3/11/2016

A Look at the Art Market in 2015 and Art Market Returns


Forbes published an article where a European Fine Art Foundation report stated the art market saw its first drop in 2015 since 2012. According to the report the art market shrunk by 7% to $63.8 billion. Forbes also looked at an Artprice report showing art selling for over $100,000 was enjoying annual returns of 12% to 15%.

Forbes reports
A new report this week from European Fine Art Foundation showed that global art sales fell 7% last year to $63.8 billion, the first drop since 2012. Last month, index company Artprice reported that the value of global auction sales of art dropped to $16 billion, a 10.31% decrease from 2014, mostly because of the shrinking Chinese market, and there has been anecdotal evidence of falling sales at the most important auctions so far in 2016.

But what about art returns? During a talk at The Armory Show in New York last week, on the topic ‘How to Optimize the Unpredictable Art Market’, Andrea Danese, CEO of art lending company Athena Art Finance, sought to reassure the assembled audience of collectors.
 
Sure, the current volatility in the art market was a worry for many people, he said, but the long-term prognosis was good, because art selling for over $100,000 was achieving a rate of return of 12% to 15%. “I’m much more scared about buying stocks at this stage than I am about buying art,” he said.

But is a 12% to 15% return really realistic for most art collectors? That figure comes from Artprice. The company found that that the annualized return for art sold for more than $100,000 at public auctions in 2015, which had appeared in the auction market before, was between 12% and 15%. However, in its 2015 art market report, Artprice found that art sales of more than $100,000 account for less than 4% of auction lots.

Artprice also discovered that art works sold for between $20,000 and $100,000 in 2015 posted an overall annual return of 9.6%. Anything under $20,000 is not categorized as an investment, even though 90% of all fine art sold at public auctions last year sold for less than $19,320 and half sold for less than $1,234.

So while only 4% of art sold at auction last year achieved an annualized return of more than 12%, according to Artprice, more than 90% of art sold is not on the company’s investment radar and is deemed “of little economic significance’.
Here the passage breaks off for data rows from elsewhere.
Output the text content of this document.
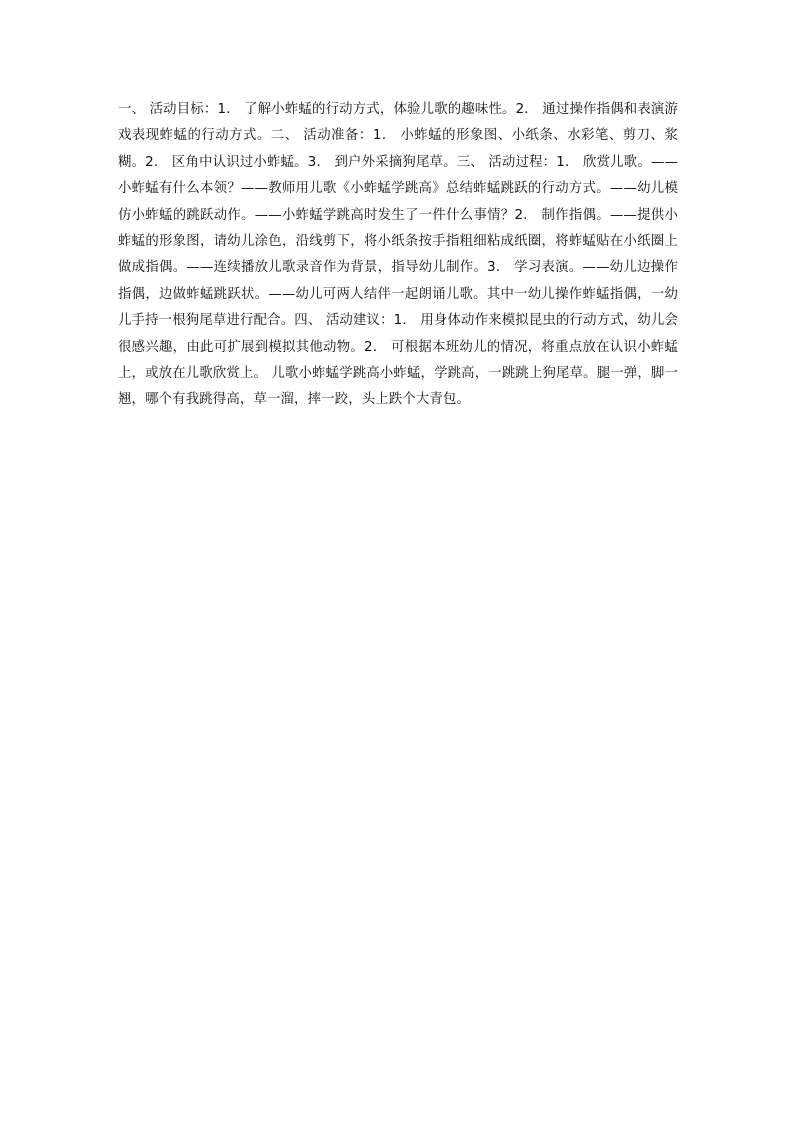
一、 活动目标：1． 了解小蚱蜢的行动方式，体验儿歌的趣味性。2． 通过操作指偶和表演游戏表现蚱蜢的行动方式。二、 活动准备：1． 小蚱蜢的形象图、小纸条、水彩笔、剪刀、浆糊。2． 区角中认识过小蚱蜢。3． 到户外采摘狗尾草。三、 活动过程：1． 欣赏儿歌。——小蚱蜢有什么本领？——教师用儿歌《小蚱蜢学跳高》总结蚱蜢跳跃的行动方式。——幼儿模仿小蚱蜢的跳跃动作。——小蚱蜢学跳高时发生了一件什么事情？2． 制作指偶。——提供小蚱蜢的形象图，请幼儿涂色，沿线剪下，将小纸条按手指粗细粘成纸圈，将蚱蜢贴在小纸圈上做成指偶。——连续播放儿歌录音作为背景，指导幼儿制作。3． 学习表演。——幼儿边操作指偶，边做蚱蜢跳跃状。——幼儿可两人结伴一起朗诵儿歌。其中一幼儿操作蚱蜢指偶，一幼儿手持一根狗尾草进行配合。四、 活动建议：1． 用身体动作来模拟昆虫的行动方式，幼儿会很感兴趣，由此可扩展到模拟其他动物。2． 可根据本班幼儿的情况，将重点放在认识小蚱蜢上，或放在儿歌欣赏上。 儿歌小蚱蜢学跳高小蚱蜢，学跳高，一跳跳上狗尾草。腿一弹，脚一翘，哪个有我跳得高，草一溜，摔一跤，头上跌个大青包。
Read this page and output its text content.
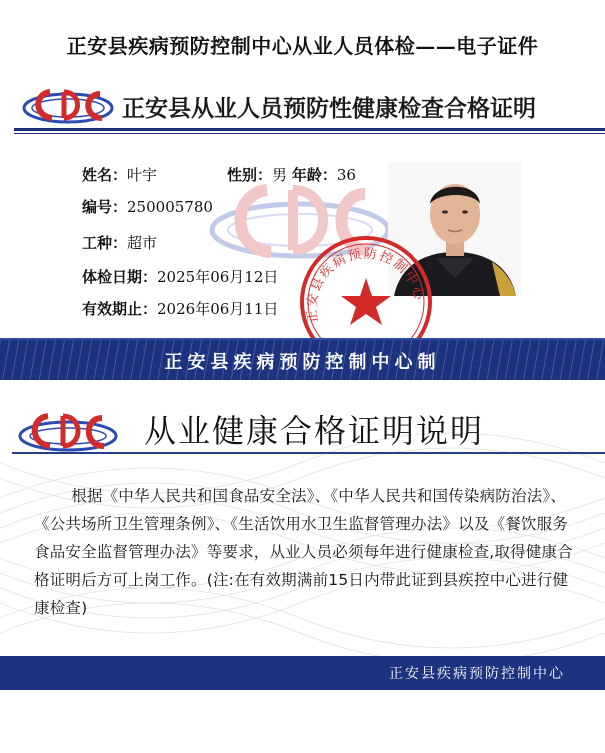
正安县疾病预防控制中心从业人员体检——电子证件
正安县从业人员预防性健康检查合格证明
姓名：叶宇	性别：男 年龄：36
编号：250005780
工种：超市
体检日期：2025年06月12日
有效期止：2026年06月11日 正安县疾病预防控制中心
正安县疾病预防控制中心制
从业健康合格证明说明
根据《中华人民共和国食品安全法》、《中华人民共和国传染病防治法》、《公共场所卫生管理条例》、《生活饮用水卫生监督管理办法》以及《餐饮服务食品安全监督管理办法》等要求，从业人员必须每年进行健康检查,取得健康合格证明后方可上岗工作。(注:在有效期满前15日内带此证到县疾控中心进行健康检查)
正安县疾病预防控制中心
This may seem obvious, except that collectors often snap up the work of emerging artists for prices below $20,000, hoping for a financial return. “The traditional collector, when I began in the 1970s, was not concerned at all about the secondary market when they bought emerging artists,” said art advisor and curator Jeffrey Deitch during the same Armory panel. “Today’s collector is generally very concerned about getting their money out.”

Art indices are forced to rely on data from the public auction market and limited by the large amount of art market information that is unknown, so their return calculations can be unreliable. They don’t include private gallery and dealer sales, for example, which make up around half of all sales, lots that don’t sell at auction, or art that is not valuable enough to be resold in the first place.

As Jean Minguet in Artprice’s Department of Econometrics points out, the 12% to 15% Artprice calculated on all works sold for over $100,000 at auction in 2015 takes into account some unavoidable biases, including the fact that some art works do not appear as a repeat sale in their database when these art works drop in value, because not all auctioneers provide this information.

But art indices also slice up the publically available data in different ways, producing vastly different results. So although the Mei Moses Art Indices also track repeat sales of art at auction, they present a much more gloomy view of art market returns in 2015.

The Mei Moses World All Art Index was down 3.1% in 2015. The rest of the Mei Moses indices are broken down by category, not price. Of the Impressionist and Modern, Old Master and Nineteenth Century and Post-War and Contemporary categories, only the last of these posted a positive return last year, rising 4.1%.

The bottom line: could you have sold your art for a 12% annual return last year, even though the market shrunk somewhat? Given all the data that is publicly available, probably not.